Take air travel. The main reason that flying takes longer and is less comfortable (for Larry) is that air travel is no longer a luxury. Many more people can afford to fly. As for me, I would say that air travel is more comfortable. I’ll take no-smoking flights, noise-canceling headphones, and on-board WIFI over more legroom any day. For that matter, if you want extra legroom, you can pay for it–you still end up flying for less money than you did 40 years ago.
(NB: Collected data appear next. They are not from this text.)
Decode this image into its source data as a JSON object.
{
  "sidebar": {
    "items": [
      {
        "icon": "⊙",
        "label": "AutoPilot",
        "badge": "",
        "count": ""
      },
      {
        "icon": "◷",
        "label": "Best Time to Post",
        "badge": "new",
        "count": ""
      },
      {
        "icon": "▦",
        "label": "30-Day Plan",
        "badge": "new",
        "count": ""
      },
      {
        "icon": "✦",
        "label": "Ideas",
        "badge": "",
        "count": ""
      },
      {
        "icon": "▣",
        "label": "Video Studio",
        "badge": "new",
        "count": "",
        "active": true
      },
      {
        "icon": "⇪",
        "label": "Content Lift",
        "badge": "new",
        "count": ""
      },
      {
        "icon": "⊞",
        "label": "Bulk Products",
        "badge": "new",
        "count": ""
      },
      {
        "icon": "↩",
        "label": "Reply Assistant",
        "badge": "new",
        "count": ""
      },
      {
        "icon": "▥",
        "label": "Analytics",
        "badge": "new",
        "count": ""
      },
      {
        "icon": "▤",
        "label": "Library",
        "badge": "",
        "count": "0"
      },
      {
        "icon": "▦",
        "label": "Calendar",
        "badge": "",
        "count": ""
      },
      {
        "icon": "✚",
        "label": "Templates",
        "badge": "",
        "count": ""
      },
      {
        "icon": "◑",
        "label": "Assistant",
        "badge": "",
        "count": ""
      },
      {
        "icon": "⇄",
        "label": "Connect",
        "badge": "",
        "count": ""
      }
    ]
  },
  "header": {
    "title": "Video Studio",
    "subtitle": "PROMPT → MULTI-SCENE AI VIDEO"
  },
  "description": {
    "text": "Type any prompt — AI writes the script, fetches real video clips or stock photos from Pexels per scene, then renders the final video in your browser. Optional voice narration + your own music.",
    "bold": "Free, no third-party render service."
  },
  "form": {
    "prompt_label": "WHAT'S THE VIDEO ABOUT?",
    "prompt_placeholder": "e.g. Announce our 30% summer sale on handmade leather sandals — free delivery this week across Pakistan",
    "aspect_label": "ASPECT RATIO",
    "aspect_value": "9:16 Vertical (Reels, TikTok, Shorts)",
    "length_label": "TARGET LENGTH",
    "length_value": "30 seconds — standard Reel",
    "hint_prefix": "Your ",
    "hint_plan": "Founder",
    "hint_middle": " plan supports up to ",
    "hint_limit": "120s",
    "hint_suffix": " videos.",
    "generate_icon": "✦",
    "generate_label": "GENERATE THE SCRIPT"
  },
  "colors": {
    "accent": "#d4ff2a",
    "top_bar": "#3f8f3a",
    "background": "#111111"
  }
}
I think it is easy to forget what computer and communications technology have done. Traveling overseas is remarkably easier now. My wife and I had a vacation in Croatia a couple years ago that we could never have planned and executed in the days before TripAdvisor and GPS. More recently, when we were in Israel, we got around easily by bus, because my daughter could use Google Maps to find bus routes and she had an app telling her when the buses were coming.

Forty years ago, the only affordable long-distance communication tool was snail mail. I don’t know about Larry, but for me going back to that would not be so simple.

James Pethokoukis (citing my George Mason University Econ colleague Garett Jones) explores the economic impact in the U.S. of low-skilled immigrants.